What will OpenAI do with this dream-machine? The company is building bigger narrow AI algorithms—we’re nowhere near AGI yet—and they need a lot of computer power to do it.
The Pursuit of Very Large AI Models
The size of the most advanced AI models—that is, the neural networks in machine learning algorithms—has been growing fast. At the same time, according to OpenAI, the computing power needed to train these models has been doubling every 3.4 months.
The bigger the model, the bigger the computer you need to train it.
This growth is in part due to the number of parameters used in each model. Simplistically, these are the values “neurons” operating on data in a neural net assume through training.
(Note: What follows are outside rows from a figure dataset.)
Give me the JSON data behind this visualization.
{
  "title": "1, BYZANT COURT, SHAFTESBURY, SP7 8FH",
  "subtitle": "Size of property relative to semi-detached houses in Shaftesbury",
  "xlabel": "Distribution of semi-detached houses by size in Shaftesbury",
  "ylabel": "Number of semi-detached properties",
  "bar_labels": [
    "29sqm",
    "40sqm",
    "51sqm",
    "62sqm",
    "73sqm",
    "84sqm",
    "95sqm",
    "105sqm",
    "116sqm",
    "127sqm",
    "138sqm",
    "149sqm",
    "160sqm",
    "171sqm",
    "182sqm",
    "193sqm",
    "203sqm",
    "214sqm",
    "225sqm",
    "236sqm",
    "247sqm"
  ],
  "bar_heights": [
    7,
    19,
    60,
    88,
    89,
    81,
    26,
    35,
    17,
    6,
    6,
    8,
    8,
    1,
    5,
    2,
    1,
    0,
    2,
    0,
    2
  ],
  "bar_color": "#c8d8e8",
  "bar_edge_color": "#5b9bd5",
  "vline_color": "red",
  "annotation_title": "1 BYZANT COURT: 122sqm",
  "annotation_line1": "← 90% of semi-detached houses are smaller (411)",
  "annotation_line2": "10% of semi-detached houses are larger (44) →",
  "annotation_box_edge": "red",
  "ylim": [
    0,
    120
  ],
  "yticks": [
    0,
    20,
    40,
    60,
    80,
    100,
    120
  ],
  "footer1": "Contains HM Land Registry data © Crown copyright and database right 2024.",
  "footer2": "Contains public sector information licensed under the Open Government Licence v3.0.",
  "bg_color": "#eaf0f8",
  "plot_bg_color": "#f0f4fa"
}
OpenAI’s GPT-2 algorithm, which generated convincing text from prompts, consisted of nearly 1.5 billion parameters. Microsoft’s natural language generating AI model, Turing NLG, was over 10 times bigger, weighing in at 17 billion parameters. Now, OpenAI’s GPT-3, just announced Thursday, is reportedly made up of a staggering 175 billion parameters.
There’s another trend at play too.
Whereas many machine learning algorithms are trained on human-labeled data sets, Microsoft, OpenAI, and others are also pursuing “unsupervised” machine learning. This means that with enough raw, unlabeled data the algorithms teach themselves by identifying patterns in the information.
Some of the latest systems can also perform more than one task in a given domain.
An algorithm trained on the raw text of billions of internet pages—from Wikipedia entries to self-published books—can infer relationships between words, concepts, and context. Instead of being able to do only one thing, like generate text, it can transfer its learning to multiple related tasks in the same domain, like also reading documents and answering questions.
The Turing NLG and GPT-3 algorithms fall into this category.
“The exciting thing about these models is the breadth of things they’re going to enable,” said Microsoft Chief Technical Officer Kevin Scott. “This is about being able to do a hundred exciting things in natural language processing at once and a hundred exciting things in computer vision, and when you start to see combinations of these perceptual domains, you’re going to have new applications that are hard to even imagine right now.”
If Only We Had a Bigger Computer…
To be clear, this isn’t AGI, and there’s no certain path to AGI yet. But algorithms beginning to modestly generalize within domains is progress.
A looming question is whether the approach will continue progressing as long as researchers can throw more computing power at it, or if today’s machine learning needs to be augmented with other techniques. Also, if the most advanced AI research requires such prodigious resources, then increasingly, only the most well-heeled, well-connected private organizations will be able to play.
Some good news is that even as AI model size is growing, the efficiency of those models is improving too. Each new breakthrough requires a big jump in computing power, but later models are tweaked and tuned, such that successor algorithms can do as well or better with less computing power.
Microsoft also announced an update to its open source deep learning toolset, DeepSpeed, first released in February. The company says DeepSpeed can help developers train models 15 times larger and 10 times faster using the same computing resources. And they also plan to open source their Turing models so the broader community can build on them.
The general idea is that once one of these very large AI models has been trained—the expense of which is footed by the likes of Microsoft and OpenAI—it can actually be customized and employed by other researchers or companies with far fewer resources.
In any case, Microsoft and OpenAI are committed to very large AI, and their new machine may be followed by even bigger systems in the years ahead.
“We’re testing a hypothesis that has been there since the beginning of the field: that a neural network close to the size of the human brain can be trained to be an AGI,” Greg Brockman, OpenAI’s chairman and co-founder, told the Financial Times when Microsoft’s investment was first made public. “If the hypothesis is true, the upside for humanity will be remarkable.”